Your child may seem fine on the outside, but a dangerous foe could be dragging him or her down into the dark side of depression. You should be aware of the different ways that depression may attack your child and the signs of depression. The following guide will help you with that.
How Depression Attacks Your Child
Depression affects about 2.5 percent of children in the U.S., and you should try to keep your child out of that percentage. The following may raise the risk of falling into depression:
- Physical ailments like a broken bone or other seriously debilitating health issues could force your child into depression.
- Drastic family events like a divorce or a death in the family.
- Environmental changes such as a new neighborhood or school.
- Chemical imbalances in the brain could lead to depression.
- Issues in the school, like bullying, could put your child in danger.
- Some children may be more susceptible to depression if there is a family history of depression.
You can talk to a counselor about other life events that may affect your child as he or she will be able to give you other incidents that might increase the risk of depression.
Signs of Depression
Watch out for some of the following signs:
- Physical aches that are unexplained and occurring more frequently. These aches could be headaches, muscle aches, or stomachaches, just to name a few possibilities.
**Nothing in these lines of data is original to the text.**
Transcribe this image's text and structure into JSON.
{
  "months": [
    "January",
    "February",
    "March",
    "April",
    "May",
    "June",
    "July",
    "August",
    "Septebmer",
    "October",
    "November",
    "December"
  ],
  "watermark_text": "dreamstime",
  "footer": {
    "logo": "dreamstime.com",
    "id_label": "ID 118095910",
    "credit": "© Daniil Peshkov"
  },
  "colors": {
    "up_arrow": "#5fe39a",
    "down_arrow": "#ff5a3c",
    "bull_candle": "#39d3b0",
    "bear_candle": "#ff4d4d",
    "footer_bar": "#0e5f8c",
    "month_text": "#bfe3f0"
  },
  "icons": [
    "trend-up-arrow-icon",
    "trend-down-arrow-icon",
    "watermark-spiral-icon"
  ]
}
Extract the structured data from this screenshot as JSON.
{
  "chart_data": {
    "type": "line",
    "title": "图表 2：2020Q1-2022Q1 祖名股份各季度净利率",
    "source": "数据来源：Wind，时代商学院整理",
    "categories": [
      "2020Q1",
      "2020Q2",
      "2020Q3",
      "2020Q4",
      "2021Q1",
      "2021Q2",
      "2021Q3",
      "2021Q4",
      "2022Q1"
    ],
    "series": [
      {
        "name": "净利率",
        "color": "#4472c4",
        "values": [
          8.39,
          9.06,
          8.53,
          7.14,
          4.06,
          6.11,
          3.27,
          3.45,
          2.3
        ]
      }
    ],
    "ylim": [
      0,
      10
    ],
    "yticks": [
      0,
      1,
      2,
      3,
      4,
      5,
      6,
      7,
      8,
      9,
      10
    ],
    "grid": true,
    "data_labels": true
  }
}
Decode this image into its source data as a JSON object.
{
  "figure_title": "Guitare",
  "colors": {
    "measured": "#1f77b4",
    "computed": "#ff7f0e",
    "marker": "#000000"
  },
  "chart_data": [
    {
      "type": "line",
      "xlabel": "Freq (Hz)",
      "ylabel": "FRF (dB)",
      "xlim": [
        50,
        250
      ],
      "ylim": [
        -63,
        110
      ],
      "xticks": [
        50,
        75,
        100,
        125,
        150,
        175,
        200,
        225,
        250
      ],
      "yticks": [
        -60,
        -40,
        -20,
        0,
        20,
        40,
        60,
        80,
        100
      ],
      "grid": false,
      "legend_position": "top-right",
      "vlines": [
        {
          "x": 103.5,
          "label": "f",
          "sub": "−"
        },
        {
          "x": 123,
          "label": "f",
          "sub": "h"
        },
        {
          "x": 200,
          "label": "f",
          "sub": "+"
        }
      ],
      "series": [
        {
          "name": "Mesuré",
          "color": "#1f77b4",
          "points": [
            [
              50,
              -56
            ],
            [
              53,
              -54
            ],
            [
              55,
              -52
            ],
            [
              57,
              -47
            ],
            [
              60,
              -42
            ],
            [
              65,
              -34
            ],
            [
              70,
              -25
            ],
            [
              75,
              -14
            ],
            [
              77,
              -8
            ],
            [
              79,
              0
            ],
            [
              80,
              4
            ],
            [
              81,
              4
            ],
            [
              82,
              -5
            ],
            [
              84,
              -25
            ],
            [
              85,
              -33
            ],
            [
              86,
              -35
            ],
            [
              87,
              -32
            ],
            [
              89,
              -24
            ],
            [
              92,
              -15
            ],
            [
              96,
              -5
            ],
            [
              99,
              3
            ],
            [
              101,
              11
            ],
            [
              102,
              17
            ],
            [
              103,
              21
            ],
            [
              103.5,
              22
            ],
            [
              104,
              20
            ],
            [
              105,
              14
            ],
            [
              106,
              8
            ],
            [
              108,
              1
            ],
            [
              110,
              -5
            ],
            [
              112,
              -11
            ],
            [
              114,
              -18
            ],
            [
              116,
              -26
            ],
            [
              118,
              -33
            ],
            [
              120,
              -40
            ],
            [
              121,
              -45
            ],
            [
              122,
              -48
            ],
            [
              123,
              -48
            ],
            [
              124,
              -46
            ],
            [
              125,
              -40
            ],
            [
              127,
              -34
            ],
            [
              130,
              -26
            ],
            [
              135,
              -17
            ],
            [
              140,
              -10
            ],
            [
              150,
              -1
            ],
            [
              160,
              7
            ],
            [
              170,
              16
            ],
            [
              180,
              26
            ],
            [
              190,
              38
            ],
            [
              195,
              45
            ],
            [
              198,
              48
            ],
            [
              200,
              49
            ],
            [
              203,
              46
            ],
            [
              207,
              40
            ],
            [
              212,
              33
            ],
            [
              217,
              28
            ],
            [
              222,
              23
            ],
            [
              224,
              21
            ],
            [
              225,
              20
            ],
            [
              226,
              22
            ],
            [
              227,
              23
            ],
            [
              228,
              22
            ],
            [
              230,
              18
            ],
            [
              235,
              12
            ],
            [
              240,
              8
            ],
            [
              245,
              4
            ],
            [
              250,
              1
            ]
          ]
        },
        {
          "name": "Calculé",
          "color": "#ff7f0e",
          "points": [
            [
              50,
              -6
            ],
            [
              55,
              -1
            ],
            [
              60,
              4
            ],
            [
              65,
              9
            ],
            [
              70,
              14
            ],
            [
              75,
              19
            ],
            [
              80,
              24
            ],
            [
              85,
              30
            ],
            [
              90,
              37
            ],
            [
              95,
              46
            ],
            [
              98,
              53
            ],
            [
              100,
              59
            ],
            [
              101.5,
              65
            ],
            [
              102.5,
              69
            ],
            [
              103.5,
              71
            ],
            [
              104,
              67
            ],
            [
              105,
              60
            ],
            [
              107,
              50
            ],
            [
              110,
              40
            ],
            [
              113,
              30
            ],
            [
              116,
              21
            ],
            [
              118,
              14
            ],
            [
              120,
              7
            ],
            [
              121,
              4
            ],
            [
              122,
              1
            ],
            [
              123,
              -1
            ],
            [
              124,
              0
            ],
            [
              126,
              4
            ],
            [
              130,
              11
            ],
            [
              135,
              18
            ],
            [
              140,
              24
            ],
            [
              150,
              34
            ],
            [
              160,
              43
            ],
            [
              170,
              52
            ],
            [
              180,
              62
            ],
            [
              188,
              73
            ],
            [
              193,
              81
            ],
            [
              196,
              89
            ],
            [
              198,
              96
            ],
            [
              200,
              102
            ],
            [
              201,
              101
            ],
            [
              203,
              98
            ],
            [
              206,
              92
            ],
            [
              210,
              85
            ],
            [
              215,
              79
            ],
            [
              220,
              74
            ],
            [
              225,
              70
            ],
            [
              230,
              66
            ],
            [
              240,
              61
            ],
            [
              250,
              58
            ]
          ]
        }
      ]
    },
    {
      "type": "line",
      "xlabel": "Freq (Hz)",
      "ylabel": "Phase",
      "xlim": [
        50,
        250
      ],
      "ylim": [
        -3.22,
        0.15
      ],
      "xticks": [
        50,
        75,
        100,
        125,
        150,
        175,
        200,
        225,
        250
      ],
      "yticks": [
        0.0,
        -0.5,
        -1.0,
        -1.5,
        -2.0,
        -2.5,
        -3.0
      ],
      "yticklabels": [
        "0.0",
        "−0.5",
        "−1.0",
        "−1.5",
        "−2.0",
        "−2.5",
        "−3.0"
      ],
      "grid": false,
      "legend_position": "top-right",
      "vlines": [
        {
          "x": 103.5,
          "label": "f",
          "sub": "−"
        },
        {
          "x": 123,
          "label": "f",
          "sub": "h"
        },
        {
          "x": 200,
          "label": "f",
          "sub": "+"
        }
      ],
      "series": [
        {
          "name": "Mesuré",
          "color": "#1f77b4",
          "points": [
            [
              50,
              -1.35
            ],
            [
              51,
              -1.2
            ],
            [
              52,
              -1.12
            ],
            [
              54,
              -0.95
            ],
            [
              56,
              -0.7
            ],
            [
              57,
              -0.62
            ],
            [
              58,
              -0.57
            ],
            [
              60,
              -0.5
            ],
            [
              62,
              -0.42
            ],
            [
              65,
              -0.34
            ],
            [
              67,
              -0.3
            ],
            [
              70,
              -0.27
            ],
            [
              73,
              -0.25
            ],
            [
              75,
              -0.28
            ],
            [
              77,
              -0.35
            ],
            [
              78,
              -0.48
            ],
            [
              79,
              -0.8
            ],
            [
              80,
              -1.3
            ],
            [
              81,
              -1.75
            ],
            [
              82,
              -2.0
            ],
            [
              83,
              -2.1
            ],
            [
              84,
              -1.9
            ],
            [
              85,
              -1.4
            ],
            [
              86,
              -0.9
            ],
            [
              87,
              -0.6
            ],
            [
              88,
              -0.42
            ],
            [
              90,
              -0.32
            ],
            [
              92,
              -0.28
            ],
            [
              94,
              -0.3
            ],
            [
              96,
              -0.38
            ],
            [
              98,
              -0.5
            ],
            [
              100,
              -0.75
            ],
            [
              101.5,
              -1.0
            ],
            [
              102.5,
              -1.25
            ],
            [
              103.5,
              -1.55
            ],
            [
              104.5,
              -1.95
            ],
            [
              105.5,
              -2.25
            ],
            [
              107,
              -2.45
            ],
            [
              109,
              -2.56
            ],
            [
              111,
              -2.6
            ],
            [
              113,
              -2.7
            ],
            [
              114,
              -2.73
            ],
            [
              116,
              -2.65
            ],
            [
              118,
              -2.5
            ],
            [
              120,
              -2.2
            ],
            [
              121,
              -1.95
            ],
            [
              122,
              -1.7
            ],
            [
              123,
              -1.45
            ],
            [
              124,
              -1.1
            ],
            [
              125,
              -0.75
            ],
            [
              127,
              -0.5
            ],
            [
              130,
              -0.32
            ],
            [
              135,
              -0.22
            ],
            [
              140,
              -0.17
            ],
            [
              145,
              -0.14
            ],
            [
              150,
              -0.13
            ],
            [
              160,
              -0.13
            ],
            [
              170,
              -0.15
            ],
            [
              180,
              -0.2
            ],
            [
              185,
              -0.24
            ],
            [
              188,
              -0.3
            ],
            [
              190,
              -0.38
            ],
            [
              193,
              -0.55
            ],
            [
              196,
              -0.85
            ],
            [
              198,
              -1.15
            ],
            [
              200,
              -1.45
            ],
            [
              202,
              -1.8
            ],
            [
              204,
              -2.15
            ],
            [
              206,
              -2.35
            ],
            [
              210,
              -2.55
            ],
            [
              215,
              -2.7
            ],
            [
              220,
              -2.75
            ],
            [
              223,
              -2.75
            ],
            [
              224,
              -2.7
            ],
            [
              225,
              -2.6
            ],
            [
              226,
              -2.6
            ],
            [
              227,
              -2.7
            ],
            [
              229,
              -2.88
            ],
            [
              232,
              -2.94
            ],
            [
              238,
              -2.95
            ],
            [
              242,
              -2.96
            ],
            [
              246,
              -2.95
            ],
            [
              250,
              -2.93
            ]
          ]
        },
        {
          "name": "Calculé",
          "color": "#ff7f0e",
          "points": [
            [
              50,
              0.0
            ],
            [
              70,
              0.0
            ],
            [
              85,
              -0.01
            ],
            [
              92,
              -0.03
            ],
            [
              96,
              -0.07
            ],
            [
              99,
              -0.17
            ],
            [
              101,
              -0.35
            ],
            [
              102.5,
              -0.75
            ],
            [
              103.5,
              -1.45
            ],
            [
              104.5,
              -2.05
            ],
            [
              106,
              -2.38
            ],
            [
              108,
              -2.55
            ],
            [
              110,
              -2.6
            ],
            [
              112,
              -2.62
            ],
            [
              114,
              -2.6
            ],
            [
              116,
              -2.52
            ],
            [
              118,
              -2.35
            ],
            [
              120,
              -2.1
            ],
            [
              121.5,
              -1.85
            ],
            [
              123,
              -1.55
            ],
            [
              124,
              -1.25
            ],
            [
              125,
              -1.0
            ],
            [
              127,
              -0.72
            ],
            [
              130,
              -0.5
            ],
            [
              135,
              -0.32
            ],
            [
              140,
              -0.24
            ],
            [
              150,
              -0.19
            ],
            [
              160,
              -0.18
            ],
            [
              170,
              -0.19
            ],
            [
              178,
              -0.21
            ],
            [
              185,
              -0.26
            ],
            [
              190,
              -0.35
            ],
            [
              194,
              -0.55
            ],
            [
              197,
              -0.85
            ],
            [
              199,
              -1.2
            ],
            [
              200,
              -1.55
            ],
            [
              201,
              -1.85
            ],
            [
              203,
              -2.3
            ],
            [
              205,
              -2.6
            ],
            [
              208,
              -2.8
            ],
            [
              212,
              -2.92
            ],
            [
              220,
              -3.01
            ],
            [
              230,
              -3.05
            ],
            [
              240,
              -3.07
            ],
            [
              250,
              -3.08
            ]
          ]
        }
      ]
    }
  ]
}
- Your child may attempt to miss school. Or your child's school performance may suffer.
- Your child may try to run away or talk about running away from home.
- He or she might begin to suffer from mood swings. This could include unexplainable irritability, shouting, crying, or any other number of emotional outbursts.
- Your child might show noticeable disinterest in things that he or she used to find interesting. This could include his or her friends, sports, hobbies, watching cartoons, or other things that used to him or her happy.
- There may be a chance that your child develops an eating disorder. This could increase or decrease your child's weight.
- Your child might attempt to take more naps than usual or oversleep. Or, your child might have trouble getting to sleep.
Talk to a counselor (such as one from Living Hope Clinic) about any of these symptoms, as he or she should be able to get to the bottom of your child's issues. But, as you can see, there is a lot to understand when it comes to childhood depression. And you can take this knowledge to help your child.